使用SqlSrv在PHP中登录页面

Question

I have a problem, I create a login page for DashBoard (with SqlSrv in database) When the password in the DB and the password typed by the user are the same I can not even connect to when. This is my code :

<?php    
session_start();

    $serverName = "A106MVP19\SQLEXPRESS";   
    $uid = "sa";     
    $pwd = "root";    
    $databaseName = "FormaSport";   

    $connectionInfo = array( "UID"=>$uid,                              
                         "PWD"=>$pwd,                              
                         "Database"=>$databaseName);   

    /* Connect using SQL Server Authentication. */    
    $conn = sqlsrv_connect( $serverName, $connectionInfo);  
    if( $conn === false ) 
    {
     die( print_r( sqlsrv_errors(), true));
    }   


if(isset($_POST) && !empty($_POST['emailCo']) && !empty($_POST['mot_de_passeCo'])) 
    {   
    $login = $_POST["emailCo"];
    $pass  = $_POST["mot_de_passeCo"];
    extract($_POST);

    $sql = "SELECT pass FROM Formateur WHERE mail='".$login."'";
    $req =  sqlsrv_query($conn, $sql) or die('Erreur SQL!<br>'.$sql.'<br>');


    $data = sqlsrv_fetch_array($req, SQLSRV_FETCH_ASSOC);

echo $data['pass']."<br />";    //for view the pass for the user in database
echo $pass."<br />";   //for view the input pass
echo gettype($data['pass'])."<br />";   // type of pass in DB
echo gettype($pass)."<br />";  // type pass input

    if($pass !== $data['pass'])
        {
        echo '<p>Mauvais login / password. Merci de recommencer</p>';
        include('index.html'); // On inclut le formulaire d'identification en dessous du message d'information
        exit;
        }
    else
        {
        $_SESSION['login'] = $login;
        echo 'Vous etes bien logué';
        // Mettre une redirection ici 
        // redirection here
        }    
    }   
    else {
    echo '<p>Vous avez oublié de remplir un champ.</p>';
    include('index.html'); // On inclut le formulaire d'identification
    exit;
}


?>

How you can view here :

echo $data['pass']."<br />";    //for view the pass for the user in database
echo $pass."<br />";   //for view the input pass
echo gettype($data['pass'])."<br />";   // type of pass in DB
echo gettype($pass)."<br />";  // type pass input

I have test the type of password and they are the same.
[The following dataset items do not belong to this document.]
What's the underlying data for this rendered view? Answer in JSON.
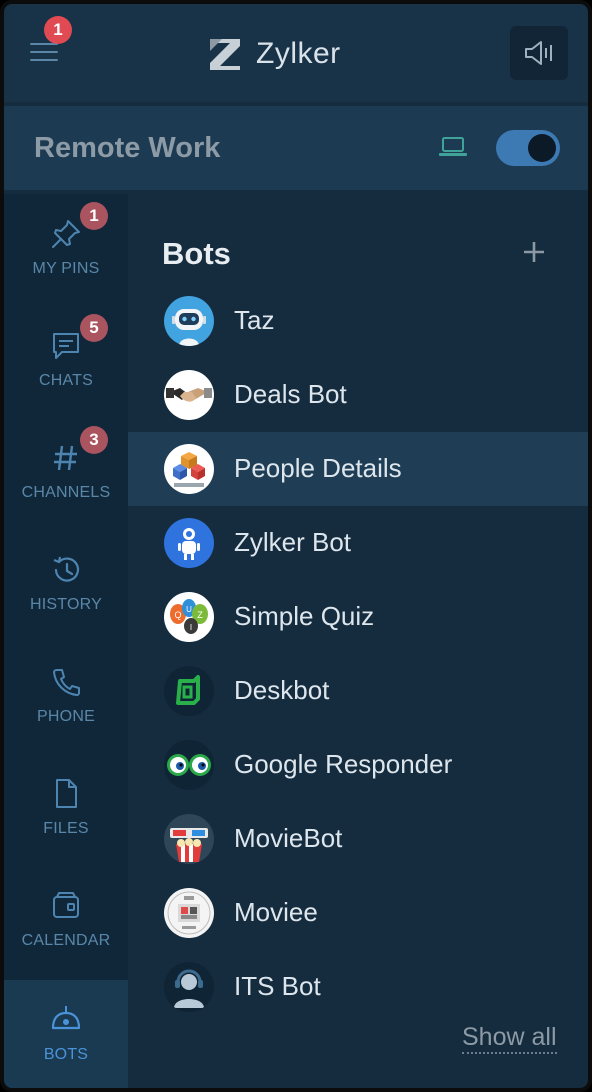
{
  "header": {
    "menu_badge": "1",
    "app_name": "Zylker"
  },
  "workspace": {
    "title": "Remote Work",
    "toggle_on": true
  },
  "sidebar": {
    "items": [
      {
        "label": "MY PINS",
        "icon": "pin-icon",
        "badge": "1"
      },
      {
        "label": "CHATS",
        "icon": "chat-icon",
        "badge": "5"
      },
      {
        "label": "CHANNELS",
        "icon": "hash-icon",
        "badge": "3"
      },
      {
        "label": "HISTORY",
        "icon": "history-icon",
        "badge": ""
      },
      {
        "label": "PHONE",
        "icon": "phone-icon",
        "badge": ""
      },
      {
        "label": "FILES",
        "icon": "file-icon",
        "badge": ""
      },
      {
        "label": "CALENDAR",
        "icon": "calendar-icon",
        "badge": ""
      }
    ],
    "active_tab": {
      "label": "BOTS",
      "icon": "bot-icon"
    }
  },
  "panel": {
    "title": "Bots",
    "bots": [
      {
        "name": "Taz",
        "avatar": "robot-avatar"
      },
      {
        "name": "Deals Bot",
        "avatar": "handshake-avatar"
      },
      {
        "name": "People Details",
        "avatar": "cubes-avatar",
        "selected": true
      },
      {
        "name": "Zylker Bot",
        "avatar": "zylker-robot-avatar"
      },
      {
        "name": "Simple Quiz",
        "avatar": "quiz-bubbles-avatar"
      },
      {
        "name": "Deskbot",
        "avatar": "deskbot-logo-avatar"
      },
      {
        "name": "Google Responder",
        "avatar": "eyes-avatar"
      },
      {
        "name": "MovieBot",
        "avatar": "3d-glasses-popcorn-avatar"
      },
      {
        "name": "Moviee",
        "avatar": "cinema-ticket-avatar"
      },
      {
        "name": "ITS Bot",
        "avatar": "headset-agent-avatar"
      }
    ],
    "show_all": "Show all"
  },
  "colors": {
    "background": "#152b3e",
    "accent": "#4a93d8",
    "badge_red": "#e04a52",
    "badge_muted": "#a9545e"
  }
}
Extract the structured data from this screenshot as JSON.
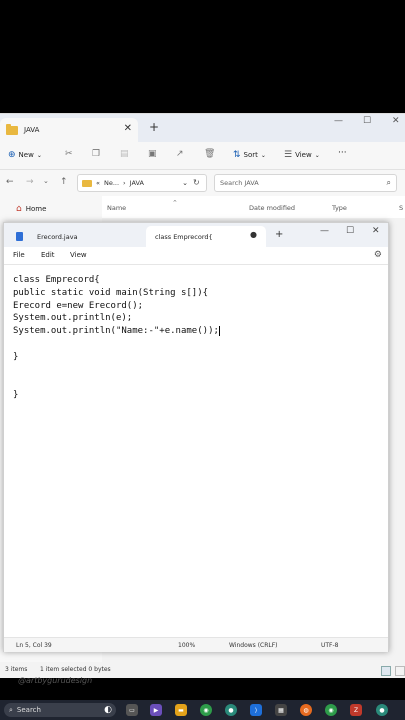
{
  "explorer": {
    "tab_title": "JAVA",
    "new_label": "New",
    "sort_label": "Sort",
    "view_label": "View",
    "more_label": "···",
    "address_prefix": "«",
    "address_crumb1": "Ne...",
    "address_crumb_sep": "›",
    "address_crumb2": "JAVA",
    "search_placeholder": "Search JAVA",
    "nav_home": "Home",
    "col_name": "Name",
    "col_date": "Date modified",
    "col_type": "Type",
    "col_size": "S",
    "status_items": "3 items",
    "status_selected": "1 item selected  0 bytes"
  },
  "notepad": {
    "tab_inactive": "Erecord.java",
    "tab_active": "class Emprecord{",
    "menu": [
      "File",
      "Edit",
      "View"
    ],
    "code_lines": [
      "class Emprecord{",
      "public static void main(String s[]){",
      "Erecord e=new Erecord();",
      "System.out.println(e);",
      "System.out.println(\"Name:-\"+e.name());",
      "",
      "}",
      "",
      "",
      "}"
    ],
    "status": {
      "position": "Ln 5, Col 39",
      "zoom": "100%",
      "line_ending": "Windows (CRLF)",
      "encoding": "UTF-8"
    }
  },
  "watermark": "@artbygurudesign",
  "taskbar": {
    "search_label": "Search"
  },
  "colors": {
    "accent": "#1a5fb4",
    "folder": "#e9b840",
    "taskbar": "#1f2430"
  }
}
If everyone view where I have make an error, I need your help !

Thank a lot. Pokky.

PS : (Sorry for the "frenglish")

Answer 1

You must put your query into a PHP loop, so the search will be executed in the database.

$sql = "SELECT pass FROM Formateur WHERE mail='".$login."'";
$req =  sqlsrv_query($conn, $sql) or die(print_r(sqlsrv_errors(),true));

if(sqlsrv_has_rows($req) != 1){
    echo "* Error! no result found OR more than one result found";
}else{
    while($data = sqlsrv_fetch_array($req, SQLSRV_FETCH_ASSOC)){
        $_SESSION['id'] = $data[0];
        $_SESSION['login'] = $data[1];
    }
}

Also, I recommend checking the password in the database as well and using PDO class for authentication, but in this case, you have to check if the extension for PDO is enabled in your PHP configuration in the server.